9La guerre, particulièrement au xxe siècle, est l’affrontement de deux États établis. Mais qu’en est-il des guerres entre États encore incomplètement construits, ce qui est le cas auparavant ? Est-ce que la guerre, ce n’est pas alors, plus que l’affrontement de deux États bien établis, un moyen de puissance et d’enrichissement – par le recours aux moyens publics, et à l’affrontement militaire extérieur – pour des groupes à l’intérieur des États, des groupes qui veulent faire la guerre, des groupes qui en bénéficient, tandis que d’autres en pâtissent1 ? La guerre n’est-elle pas un instrument de redistribution à l’intérieur des États, à l’intérieur de ces entités, qui sur le programme de ce colloque semblent toutes bien closes, bien unifiées ? N’est-ce pas seulement au lendemain des traités de Westphalie que l’on voit la guerre comme affrontement unanime d’un État contre un autre ? Cette perspective n’est-elle pas elle-même le fruit d’une volonté politique, celle de l’émergence et de l’exclusivité du pouvoir politique des États nations ? Et ne correspond-elle pas qu’en partie à la réalité politique européenne, avant comme après les traités de Westphalie et, probablement, encore aujourd’hui ?
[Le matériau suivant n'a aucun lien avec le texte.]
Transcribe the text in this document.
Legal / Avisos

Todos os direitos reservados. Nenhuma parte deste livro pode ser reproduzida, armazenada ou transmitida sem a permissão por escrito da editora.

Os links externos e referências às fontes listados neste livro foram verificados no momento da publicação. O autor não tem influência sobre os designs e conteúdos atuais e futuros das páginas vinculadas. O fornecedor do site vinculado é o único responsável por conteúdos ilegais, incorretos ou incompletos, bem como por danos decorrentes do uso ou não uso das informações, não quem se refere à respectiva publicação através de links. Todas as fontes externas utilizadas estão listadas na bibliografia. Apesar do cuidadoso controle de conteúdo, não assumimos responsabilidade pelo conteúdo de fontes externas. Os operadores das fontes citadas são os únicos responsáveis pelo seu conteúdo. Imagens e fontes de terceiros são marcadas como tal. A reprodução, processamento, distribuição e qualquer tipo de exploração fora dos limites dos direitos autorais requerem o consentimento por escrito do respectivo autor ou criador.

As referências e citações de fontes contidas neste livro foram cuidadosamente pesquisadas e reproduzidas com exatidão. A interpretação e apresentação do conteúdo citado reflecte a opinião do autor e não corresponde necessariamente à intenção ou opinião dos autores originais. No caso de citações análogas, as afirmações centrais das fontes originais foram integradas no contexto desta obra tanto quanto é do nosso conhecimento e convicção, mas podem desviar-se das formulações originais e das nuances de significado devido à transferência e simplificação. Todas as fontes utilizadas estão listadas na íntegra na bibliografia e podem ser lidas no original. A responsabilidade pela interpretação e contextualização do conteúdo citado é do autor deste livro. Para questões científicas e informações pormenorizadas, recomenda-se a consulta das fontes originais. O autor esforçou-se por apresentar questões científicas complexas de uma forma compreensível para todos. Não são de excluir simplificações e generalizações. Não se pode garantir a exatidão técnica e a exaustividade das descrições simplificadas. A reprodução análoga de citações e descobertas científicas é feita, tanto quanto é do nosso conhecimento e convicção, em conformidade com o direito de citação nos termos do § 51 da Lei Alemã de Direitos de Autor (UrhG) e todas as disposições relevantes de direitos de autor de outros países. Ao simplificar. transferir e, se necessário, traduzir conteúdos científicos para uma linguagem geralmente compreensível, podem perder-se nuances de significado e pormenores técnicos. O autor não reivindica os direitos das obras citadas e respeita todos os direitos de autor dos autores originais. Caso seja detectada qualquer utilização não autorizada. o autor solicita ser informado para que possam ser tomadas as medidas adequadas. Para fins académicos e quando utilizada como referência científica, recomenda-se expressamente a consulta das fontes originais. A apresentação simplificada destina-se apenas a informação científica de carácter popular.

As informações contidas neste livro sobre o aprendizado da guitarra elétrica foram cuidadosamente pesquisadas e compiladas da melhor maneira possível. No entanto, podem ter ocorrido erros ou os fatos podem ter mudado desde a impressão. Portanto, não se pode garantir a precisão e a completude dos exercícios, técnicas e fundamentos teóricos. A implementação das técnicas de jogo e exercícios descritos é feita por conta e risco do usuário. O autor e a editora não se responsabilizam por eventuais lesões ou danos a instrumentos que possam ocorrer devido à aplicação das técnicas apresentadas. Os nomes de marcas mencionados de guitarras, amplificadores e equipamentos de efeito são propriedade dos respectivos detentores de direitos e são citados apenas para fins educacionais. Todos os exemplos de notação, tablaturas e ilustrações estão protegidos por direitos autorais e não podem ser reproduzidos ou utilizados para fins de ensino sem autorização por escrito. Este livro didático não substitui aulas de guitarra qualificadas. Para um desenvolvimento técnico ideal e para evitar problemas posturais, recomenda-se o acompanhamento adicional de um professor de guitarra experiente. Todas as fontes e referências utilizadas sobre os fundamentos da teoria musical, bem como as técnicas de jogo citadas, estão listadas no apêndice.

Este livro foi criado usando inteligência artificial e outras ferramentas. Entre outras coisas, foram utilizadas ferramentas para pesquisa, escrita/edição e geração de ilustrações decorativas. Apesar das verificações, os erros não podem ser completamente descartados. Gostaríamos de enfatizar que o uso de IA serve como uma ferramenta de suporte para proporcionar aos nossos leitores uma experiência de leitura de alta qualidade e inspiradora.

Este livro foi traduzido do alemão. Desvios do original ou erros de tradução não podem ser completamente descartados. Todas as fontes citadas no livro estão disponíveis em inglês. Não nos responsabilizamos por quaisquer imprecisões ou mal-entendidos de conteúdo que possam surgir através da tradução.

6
10Si, la guerre est autre chose que l’affrontement de deux États nations complètement constitués et au sein desquels il y a unanimité pour se battre avec le grand ennemi voisin, peut-être faut-il interroger, aujourd’hui, les autres formes de conflits, les autres tensions dans nos sociétés, qui pourraient jouer un rôle similaire à celui de la guerre dans le passé et requérir éventuellement des formes d’intégration politique européenne.
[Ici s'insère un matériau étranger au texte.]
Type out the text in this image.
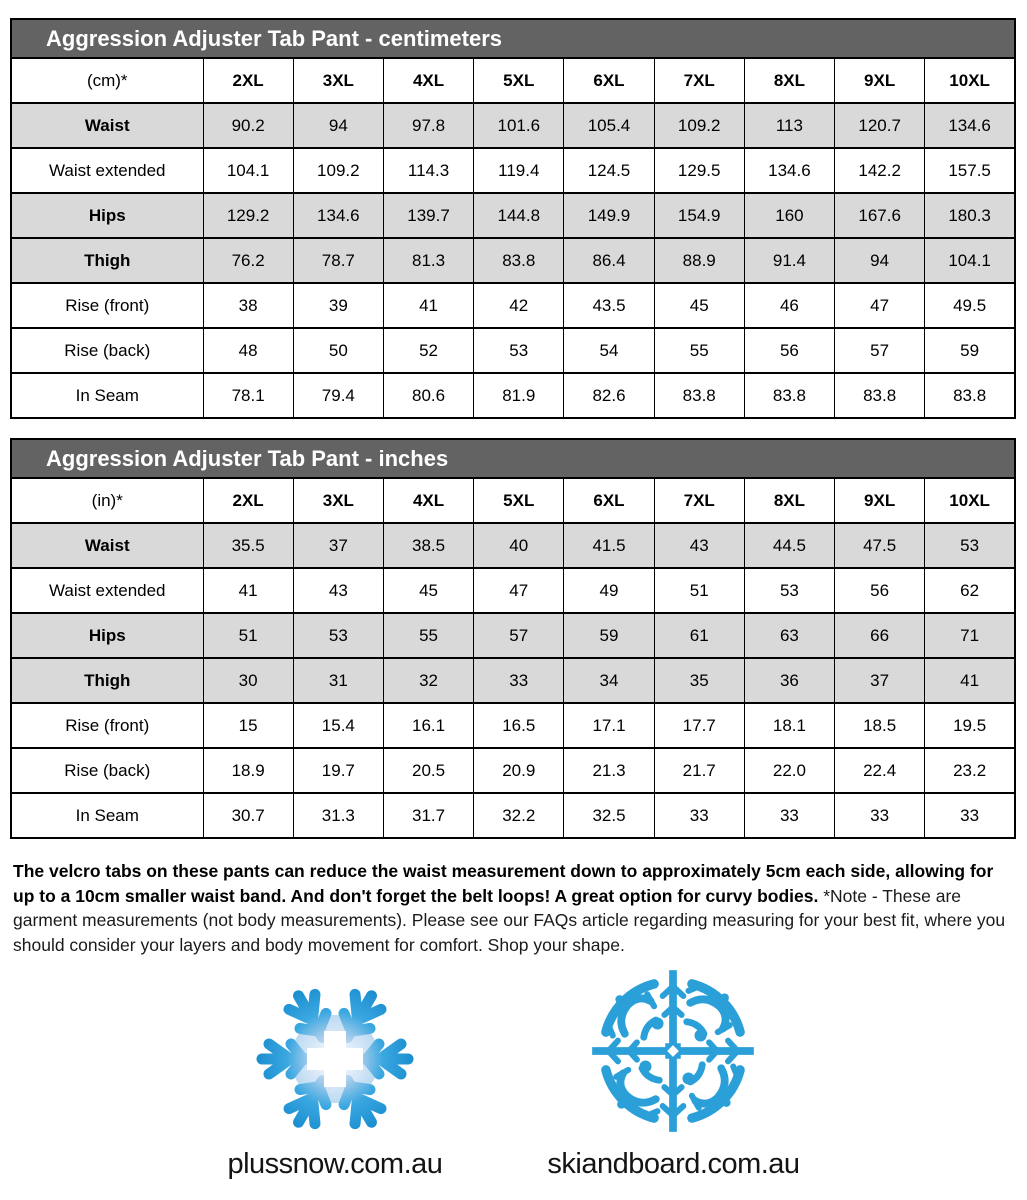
Aggression Adjuster Tab Pant - centimeters									
(cm)*	2XL	3XL	4XL	5XL	6XL	7XL	8XL	9XL	10XL
Waist	90.2	94	97.8	101.6	105.4	109.2	113	120.7	134.6
Waist extended	104.1	109.2	114.3	119.4	124.5	129.5	134.6	142.2	157.5
Hips	129.2	134.6	139.7	144.8	149.9	154.9	160	167.6	180.3
Thigh	76.2	78.7	81.3	83.8	86.4	88.9	91.4	94	104.1
Rise (front)	38	39	41	42	43.5	45	46	47	49.5
Rise (back)	48	50	52	53	54	55	56	57	59
In Seam	78.1	79.4	80.6	81.9	82.6	83.8	83.8	83.8	83.8
Aggression Adjuster Tab Pant - inches									
(in)*	2XL	3XL	4XL	5XL	6XL	7XL	8XL	9XL	10XL
Waist	35.5	37	38.5	40	41.5	43	44.5	47.5	53
Waist extended	41	43	45	47	49	51	53	56	62
Hips	51	53	55	57	59	61	63	66	71
Thigh	30	31	32	33	34	35	36	37	41
Rise (front)	15	15.4	16.1	16.5	17.1	17.7	18.1	18.5	19.5
Rise (back)	18.9	19.7	20.5	20.9	21.3	21.7	22.0	22.4	23.2
In Seam	30.7	31.3	31.7	32.2	32.5	33	33	33	33

The velcro tabs on these pants can reduce the waist measurement down to approximately 5cm each side, allowing for up to a 10cm smaller waist band. And don't forget the belt loops! A great option for curvy bodies. *Note - These are garment measurements (not body measurements). Please see our FAQs article regarding measuring for your best fit, where you should consider your layers and body movement for comfort. Shop your shape.

plussnow.com.au	skiandboard.com.au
11Par exemple, nombre de très grandes entreprises transnationales n’ont pas d’intérêts liés directement à des États particuliers. Elles défendent leurs intérêts (et ceux de leurs actionnaires) face à leurs concurrents mais aussi face à tous les groupes d’intérêt (écologiques par exemple) qui peuvent entraver leurs profits. Leurs troupes et les ressources qu’elles mobilisent (c’est un vocabulaire militaire qu’on emploie à l’occasion en leur sein) leur permettent des affrontements non point militaires (sauf exception), mais qui mobilisent en vue d’accroître leur puissance des ressources d’une importance comparable voire supérieure à bien des guerres passées. Certains chefs d’entreprises sont qualifiés aujourd’hui de condottiere. Pour nombre de nos collègues italiens, ce terme évoque un passé où le contrôle politique était à la merci de mercenaires, et donc à vendre au plus offrant. Aujourd’hui, certaines entreprises tentent de prendre le contrôle sur des États faibles et peut-être même sur des États moins faibles, pour y obtenir des avantages (fiscaux, réglementaires, etc.), de même qu’il y eut par le passé, comme l’a par exemple excellemment montré Katia Béguin, de grandes familles nobiliaires par le passé qui étaient capables de passer du « service » du roi de France à celui du roi d’Espagne (voire de revenir vers le premier) et de jouer sur plusieurs tableaux en fonction de leurs propres alliances et intérêts, et ce alors même que le processus de construction de l’État royal était engagé2.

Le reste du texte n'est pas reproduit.